CHAPARRAL


Une aile d’avion, une brique résonnant comme un aspirateur, un aileron tel un perchoir, décrire les œuvres de Chaparral relèvent souvent de la métaphore. Mais si ces designs peuvent s’apparenter à de la folie, ils sont en réalité des coups de maître d’un ingénieur qui révolutionnera la course automobile, Jim Hall.
Homme d’affaires mais aussi pilote et ingénieur, Jim Hall est un de ceux qui observent, ceux qui cherchent dans la nature, dans les autres domaines, ceux qui ne suivent pas l’évolution classique des choses. En témoigne ses premiers pas dans le monde automobile.

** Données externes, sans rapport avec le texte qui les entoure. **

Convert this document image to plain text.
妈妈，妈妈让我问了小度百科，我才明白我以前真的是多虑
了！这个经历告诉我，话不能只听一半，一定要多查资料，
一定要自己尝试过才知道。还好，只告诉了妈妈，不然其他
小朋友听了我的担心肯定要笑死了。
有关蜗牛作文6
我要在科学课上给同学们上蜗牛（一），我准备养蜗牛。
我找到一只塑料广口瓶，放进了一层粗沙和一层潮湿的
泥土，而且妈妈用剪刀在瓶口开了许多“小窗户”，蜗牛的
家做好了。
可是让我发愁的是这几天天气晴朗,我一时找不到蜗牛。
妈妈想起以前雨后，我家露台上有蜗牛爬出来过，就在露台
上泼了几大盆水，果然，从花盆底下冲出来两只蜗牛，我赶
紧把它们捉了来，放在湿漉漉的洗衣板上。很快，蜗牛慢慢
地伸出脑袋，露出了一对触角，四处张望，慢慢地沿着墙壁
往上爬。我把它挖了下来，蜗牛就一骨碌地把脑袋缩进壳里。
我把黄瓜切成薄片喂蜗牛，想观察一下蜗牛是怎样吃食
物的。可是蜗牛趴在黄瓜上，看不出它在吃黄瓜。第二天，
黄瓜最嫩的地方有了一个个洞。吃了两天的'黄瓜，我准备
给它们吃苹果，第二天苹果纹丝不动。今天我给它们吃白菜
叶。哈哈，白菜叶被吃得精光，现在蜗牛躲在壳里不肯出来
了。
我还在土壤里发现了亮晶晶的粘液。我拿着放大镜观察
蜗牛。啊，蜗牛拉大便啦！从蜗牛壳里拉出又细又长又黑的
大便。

En effet, Jim Hall va commencer à construire sa première auto, la sobrement nommée Chaparral 1, sur la base d’une Scarab Reventlow Sport de 1960. Très conventionnelle, elle démontre tout de même quelques ambitions comme le travail d’un moteur en position avant si reculé, que la dénomination moteur central semble plus appropriée. Ce sera aussi l’occasion pour Jim de commencer à nouer des liens avec diverses entreprises tels que Chevrolet ou General Electric, qui seront des acteurs majeurs à la réussite de la marque.
La Chaparral 1 sera alors équipée d’un V8 Chevrolet délivrant 300 chevaux. 5 exemplaires seront produits, 3 réservés à la vente, et 2, au sport automobile. Et malgré son caractère très neutre, la 1, conduite par Jim Hall et son désormais fidèle associé Hap Sharp, impressionne avec 2 victoires sur le mythique circuit de Road Atlanta.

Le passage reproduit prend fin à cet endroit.